Mas sinto-me muito orgulhosa do que conseguimos e de ver representantes surdos, exercendo protagonismo no governo — algo que vimos muito pouco até hoje. A sociedade é muito capacitista. E ainda vê os surdos como pessoas a quem falta algo — a audição. Porém, não nos identificamos na falta. Somos pessoas que nos comunicamos por meio de uma outra língua. Se a sociedade se abrir para essa ideia, nossa vida será muito mais fácil, e muitas barreiras serão eliminadas. Hoje, depois de todas essas experiências, eu compreendo que a comunidade surda é fundamental na minha vida, pois me possibilita a construção do meu ideal de futuro, redefinindo minha voz e atitude em relação às dificuldades, desafios e obstáculos.

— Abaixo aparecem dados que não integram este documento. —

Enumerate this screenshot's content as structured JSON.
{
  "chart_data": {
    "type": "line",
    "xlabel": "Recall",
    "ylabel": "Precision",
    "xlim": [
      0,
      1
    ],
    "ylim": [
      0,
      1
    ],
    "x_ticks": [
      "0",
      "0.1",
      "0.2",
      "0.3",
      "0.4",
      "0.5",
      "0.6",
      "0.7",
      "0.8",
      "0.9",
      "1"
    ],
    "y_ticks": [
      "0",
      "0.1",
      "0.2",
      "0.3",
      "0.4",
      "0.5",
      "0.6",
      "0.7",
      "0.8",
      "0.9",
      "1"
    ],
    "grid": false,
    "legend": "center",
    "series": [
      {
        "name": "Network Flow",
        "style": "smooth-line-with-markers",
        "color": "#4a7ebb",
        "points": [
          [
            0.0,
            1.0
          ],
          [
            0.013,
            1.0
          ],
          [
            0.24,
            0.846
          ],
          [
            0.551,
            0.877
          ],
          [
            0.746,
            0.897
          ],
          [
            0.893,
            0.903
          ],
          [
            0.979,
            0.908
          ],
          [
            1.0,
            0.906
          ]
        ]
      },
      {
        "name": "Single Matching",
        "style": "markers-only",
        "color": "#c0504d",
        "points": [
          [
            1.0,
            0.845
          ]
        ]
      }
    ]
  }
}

Desejo e luto para que os meus pares surdos possam viver com mais dignidade, que não se sintam deficientes ou incapazes, e, sim, como sujeitos surdos, que têm identidades surdas e culturais. Faço minhas as palavras de Emmanuelle Laborit (1994): “Recuso-me a ser considerada excepcional, deficiente. Não sou. Sou surda. Para mim, a língua de sinais corresponde à minha voz, e meus olhos são meus ouvidos. Sinceramente, nada me falta. É a sociedade quem me torna excepcional”.